The encyclopedia is the oldest English-language encyclopedia in the world and has been suffering financial losses, as reported by the Washington Post.
"It is kind of amazing. It's remarkable how fast that change is taking place," said Debora Shaw, dean of the School of Library and Information Science.
"Two-hundred-fifty years with one printed technology is good."
Sydney Murray of IDS reported the encyclopedia is taking advantage of new technology.
"It fits well with the way we want to access information," Shaw said. "There definitely are advantages to electronics. You have access from anywhere you are."
She said with print, people didn't have the same opportunity to find information, and she also mentioned the encyclopedia can now be updated easily.
She said the disadvantage of records no longer being available of the older versions of encyclopedias remains. Shaw said we won't have the ability to see what children were learning and how people thought in the past. She also mentioned the problems of the reliability and privacy of information on the Internet.
"With the electronic sources of information, people can keep track of what we are looking at," Shaw said. "It's also changing from established institutions to anyone in the world providing info. If everyone has access, the authoritative voice is missing or at least buried in the mess."

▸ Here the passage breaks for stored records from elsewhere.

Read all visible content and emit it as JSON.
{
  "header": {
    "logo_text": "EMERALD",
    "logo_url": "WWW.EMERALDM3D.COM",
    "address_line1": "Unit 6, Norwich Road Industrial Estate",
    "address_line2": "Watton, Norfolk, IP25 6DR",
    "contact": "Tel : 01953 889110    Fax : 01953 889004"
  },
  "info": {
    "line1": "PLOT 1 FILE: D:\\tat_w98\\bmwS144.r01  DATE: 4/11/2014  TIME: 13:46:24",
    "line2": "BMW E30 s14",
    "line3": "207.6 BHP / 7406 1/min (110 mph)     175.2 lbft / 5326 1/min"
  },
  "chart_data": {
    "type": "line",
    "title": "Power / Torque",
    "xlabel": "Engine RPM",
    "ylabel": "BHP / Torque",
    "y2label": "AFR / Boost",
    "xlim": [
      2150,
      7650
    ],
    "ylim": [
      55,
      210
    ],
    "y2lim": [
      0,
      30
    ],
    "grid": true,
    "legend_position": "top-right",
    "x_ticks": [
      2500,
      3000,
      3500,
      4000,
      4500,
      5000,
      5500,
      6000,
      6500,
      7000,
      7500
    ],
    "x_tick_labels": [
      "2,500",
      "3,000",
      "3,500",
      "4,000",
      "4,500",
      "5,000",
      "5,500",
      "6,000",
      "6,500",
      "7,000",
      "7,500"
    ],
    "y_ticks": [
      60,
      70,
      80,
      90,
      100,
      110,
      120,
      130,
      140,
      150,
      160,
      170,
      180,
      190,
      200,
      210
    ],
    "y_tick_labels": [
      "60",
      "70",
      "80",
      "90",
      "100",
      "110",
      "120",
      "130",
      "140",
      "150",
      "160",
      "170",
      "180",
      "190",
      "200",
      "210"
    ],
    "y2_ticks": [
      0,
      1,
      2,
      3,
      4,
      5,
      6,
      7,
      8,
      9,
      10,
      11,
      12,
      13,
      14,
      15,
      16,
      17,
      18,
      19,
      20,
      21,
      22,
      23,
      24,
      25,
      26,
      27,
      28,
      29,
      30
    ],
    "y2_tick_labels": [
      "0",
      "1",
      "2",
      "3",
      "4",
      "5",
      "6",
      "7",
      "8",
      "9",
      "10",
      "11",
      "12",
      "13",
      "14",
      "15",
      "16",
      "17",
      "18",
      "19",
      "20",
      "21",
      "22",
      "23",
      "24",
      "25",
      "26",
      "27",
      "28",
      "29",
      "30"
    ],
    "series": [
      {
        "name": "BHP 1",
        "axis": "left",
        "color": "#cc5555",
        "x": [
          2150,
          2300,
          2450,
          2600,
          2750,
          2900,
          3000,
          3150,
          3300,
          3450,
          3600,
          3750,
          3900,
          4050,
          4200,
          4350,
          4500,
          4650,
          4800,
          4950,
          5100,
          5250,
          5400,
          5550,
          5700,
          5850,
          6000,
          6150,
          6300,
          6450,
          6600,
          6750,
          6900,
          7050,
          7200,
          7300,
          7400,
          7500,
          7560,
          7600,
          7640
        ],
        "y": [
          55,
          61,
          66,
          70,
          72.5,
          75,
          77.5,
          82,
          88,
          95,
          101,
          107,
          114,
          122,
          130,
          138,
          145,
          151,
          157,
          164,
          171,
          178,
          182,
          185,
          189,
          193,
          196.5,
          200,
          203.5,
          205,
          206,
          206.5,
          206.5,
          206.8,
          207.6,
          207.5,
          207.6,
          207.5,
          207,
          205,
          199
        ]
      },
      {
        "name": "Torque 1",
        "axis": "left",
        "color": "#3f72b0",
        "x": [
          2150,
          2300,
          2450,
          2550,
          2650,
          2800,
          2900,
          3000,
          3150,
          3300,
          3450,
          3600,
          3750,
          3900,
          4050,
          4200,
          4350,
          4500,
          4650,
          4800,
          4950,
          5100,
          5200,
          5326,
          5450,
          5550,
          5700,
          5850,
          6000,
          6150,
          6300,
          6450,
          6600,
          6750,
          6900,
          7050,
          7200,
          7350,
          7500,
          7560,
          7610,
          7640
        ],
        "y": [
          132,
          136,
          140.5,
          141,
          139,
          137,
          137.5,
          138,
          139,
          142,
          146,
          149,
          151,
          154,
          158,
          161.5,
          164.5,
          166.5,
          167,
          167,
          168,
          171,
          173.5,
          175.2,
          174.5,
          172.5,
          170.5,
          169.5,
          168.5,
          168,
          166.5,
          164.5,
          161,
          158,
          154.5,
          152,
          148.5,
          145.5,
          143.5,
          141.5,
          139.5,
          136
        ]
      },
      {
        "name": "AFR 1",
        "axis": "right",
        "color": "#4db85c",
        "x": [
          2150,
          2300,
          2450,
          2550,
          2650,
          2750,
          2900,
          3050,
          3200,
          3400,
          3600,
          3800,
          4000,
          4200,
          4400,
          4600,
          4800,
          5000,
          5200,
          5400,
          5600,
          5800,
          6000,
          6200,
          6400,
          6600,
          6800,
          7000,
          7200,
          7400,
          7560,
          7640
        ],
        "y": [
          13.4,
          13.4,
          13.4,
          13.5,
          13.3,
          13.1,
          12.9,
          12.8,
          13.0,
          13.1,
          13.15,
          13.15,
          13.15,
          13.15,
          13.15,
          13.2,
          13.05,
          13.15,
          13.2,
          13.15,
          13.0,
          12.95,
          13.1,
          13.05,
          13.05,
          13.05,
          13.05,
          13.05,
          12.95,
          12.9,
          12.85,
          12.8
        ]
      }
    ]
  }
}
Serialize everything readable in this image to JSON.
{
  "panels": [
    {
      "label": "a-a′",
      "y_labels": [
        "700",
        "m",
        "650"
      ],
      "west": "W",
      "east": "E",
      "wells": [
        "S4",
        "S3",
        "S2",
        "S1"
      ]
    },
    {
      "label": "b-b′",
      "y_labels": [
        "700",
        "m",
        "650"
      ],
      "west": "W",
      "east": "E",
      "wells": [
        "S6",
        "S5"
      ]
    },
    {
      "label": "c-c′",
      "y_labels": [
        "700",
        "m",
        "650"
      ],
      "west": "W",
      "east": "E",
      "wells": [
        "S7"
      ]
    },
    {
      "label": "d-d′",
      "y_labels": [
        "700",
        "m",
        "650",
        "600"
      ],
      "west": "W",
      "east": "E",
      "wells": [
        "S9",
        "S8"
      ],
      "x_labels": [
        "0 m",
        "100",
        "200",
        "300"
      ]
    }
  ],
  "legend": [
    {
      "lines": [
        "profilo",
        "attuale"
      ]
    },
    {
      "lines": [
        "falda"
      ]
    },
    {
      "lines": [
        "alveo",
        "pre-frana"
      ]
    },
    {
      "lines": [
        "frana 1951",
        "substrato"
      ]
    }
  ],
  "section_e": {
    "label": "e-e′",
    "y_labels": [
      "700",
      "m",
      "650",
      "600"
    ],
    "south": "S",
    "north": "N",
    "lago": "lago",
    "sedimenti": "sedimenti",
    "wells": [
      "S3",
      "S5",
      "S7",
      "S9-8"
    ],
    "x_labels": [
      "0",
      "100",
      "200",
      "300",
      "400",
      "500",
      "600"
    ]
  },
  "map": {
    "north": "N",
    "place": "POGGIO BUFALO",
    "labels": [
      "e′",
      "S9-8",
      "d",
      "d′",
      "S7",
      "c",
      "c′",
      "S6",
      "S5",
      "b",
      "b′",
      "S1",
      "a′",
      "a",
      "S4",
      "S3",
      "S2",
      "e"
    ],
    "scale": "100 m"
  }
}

Howard Rosenbaum, assistant dean in the School of Library and Information Science, said he sees this as another example of the large move to the digital realm that is happening.
He said changes aren't solely good or bad, but depend on how people make use of technology.
"It makes it easier to gather information, but people have difficulty determining the quality of their information," Rosenbaum said.
"Technologies that are called disruptive shake up the landscape," Rosenbaum said, but he added, "It's rare that one technology completely displaces another."
Ron Day, assistant professor in the School of Library and Information Science, said this change is inevitable and mainly positive.
"Encyclopedias will be infinitely expandable, timely editing is available, multimedia can be added, and it is cheaper for the publisher to put things online," Day said.
On the negative side, though, he cited the issue of permanence, and with electronic formats, people tend to browse rather than read carefully.
"The culture seems to be moving away from deep reading to surface reading,"
The School of Library and Information Science prepares students to work within the information industry in jobs such as librarians and archivists. With print materials becoming more obsolete, some might wonder what the role of the library will be in the future.
Shaw said IU libraries have been forerunners in preserving print volumes.
Day elaborated on the preservation issue and said the University libraries will always have print materials.
Rosenbaum said libraries are becoming more community-centered institutions, organizing game nights and providing people assistance with their taxes.
"It's a very interesting challenge for libraries to figure out what they need to do," Shaw said. "They need to preserve the cultural record of today."
She said the library's job of helping people find information will always be important.
"What an actual building will be in the future will be interesting," she said.